In a 5-0 vote, the five-member commission removed regulations that for more than a decade have treated agricultural swaps and commodity options differently than other transactions in the swaps market. Those products will now be subject to the same rules as interest rate, credit and other types of swaps.
The rule takes effect 60 days after it is published in the Federal Register.
The CFTC and Securities and Exchange Commission are implementing rules for the swaps market after unregulated trades helped fuel the 2008 credit crisis.
Banks Urged by FSB to Probe Mortgage Insurance’s Impact on Risk
Banks should carry out “prudent and independent” assessments of the protection offered by mortgage insurance policies to avoid making irresponsible loans, the Financial Stability Board said yesterday in a statement on its website.
Mortgage insurance, which gives holders protection if they can’t make payments on their home loans, “should not be considered as an alternative” to due diligence by a bank into whether borrowers will be able to meet their obligations, the FSB said.

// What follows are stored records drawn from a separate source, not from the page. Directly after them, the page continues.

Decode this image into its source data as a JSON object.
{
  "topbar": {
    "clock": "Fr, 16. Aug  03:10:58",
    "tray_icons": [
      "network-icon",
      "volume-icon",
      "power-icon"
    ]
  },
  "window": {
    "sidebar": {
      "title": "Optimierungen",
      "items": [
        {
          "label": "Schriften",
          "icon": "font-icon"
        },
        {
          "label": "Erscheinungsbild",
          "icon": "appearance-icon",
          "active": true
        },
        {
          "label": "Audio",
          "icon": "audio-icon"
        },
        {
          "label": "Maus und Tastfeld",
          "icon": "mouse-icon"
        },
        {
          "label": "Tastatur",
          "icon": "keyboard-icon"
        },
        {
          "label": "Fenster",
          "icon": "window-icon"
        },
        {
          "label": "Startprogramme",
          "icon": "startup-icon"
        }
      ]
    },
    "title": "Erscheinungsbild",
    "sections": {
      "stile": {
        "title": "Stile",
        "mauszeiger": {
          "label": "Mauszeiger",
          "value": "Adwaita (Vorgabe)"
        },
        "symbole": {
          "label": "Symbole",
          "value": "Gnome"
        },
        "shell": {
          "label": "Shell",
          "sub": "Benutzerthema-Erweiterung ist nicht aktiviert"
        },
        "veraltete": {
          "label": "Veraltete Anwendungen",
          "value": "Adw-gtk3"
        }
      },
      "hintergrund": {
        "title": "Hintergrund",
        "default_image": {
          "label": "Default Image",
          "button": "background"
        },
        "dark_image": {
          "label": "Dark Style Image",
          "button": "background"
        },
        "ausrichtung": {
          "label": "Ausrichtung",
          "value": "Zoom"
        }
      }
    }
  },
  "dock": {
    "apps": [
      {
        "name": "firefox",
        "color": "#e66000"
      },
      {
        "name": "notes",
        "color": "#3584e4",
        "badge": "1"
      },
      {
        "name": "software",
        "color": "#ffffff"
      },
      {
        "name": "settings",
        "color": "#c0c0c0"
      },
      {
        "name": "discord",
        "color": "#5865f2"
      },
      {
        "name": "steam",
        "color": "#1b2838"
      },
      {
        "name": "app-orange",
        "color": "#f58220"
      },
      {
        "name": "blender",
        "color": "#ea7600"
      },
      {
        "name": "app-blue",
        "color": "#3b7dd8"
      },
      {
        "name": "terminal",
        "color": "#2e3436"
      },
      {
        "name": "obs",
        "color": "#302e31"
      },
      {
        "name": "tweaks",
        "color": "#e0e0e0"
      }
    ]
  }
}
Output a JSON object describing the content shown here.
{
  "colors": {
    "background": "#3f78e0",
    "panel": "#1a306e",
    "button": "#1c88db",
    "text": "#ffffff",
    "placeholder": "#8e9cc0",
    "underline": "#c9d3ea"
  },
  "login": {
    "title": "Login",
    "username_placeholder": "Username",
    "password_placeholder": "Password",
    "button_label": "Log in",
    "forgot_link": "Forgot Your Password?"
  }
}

Mortgage insurers should also be subject to oversight by regulators, it said.
The FSB, which brings together financial ministry officials, central bankers, and regulators from the Group of 20 nations, made the recommendation as part of a set of guidelines on responsible mortgage lending.
While national regulators are free to “consider imposing” limits on the size of mortgage a bank can offer in relation to the value of the property, such curbs may not be needed if banks follow “sufficiently prudent” lending policies, the FSB said.
Colleges Could Be Banned From Using U.S. Tax Money for Ads
U.S. colleges would be barred from spending federal taxpayer money on advertising, marketing and recruiting under a Senate bill targeting for-profit institutions.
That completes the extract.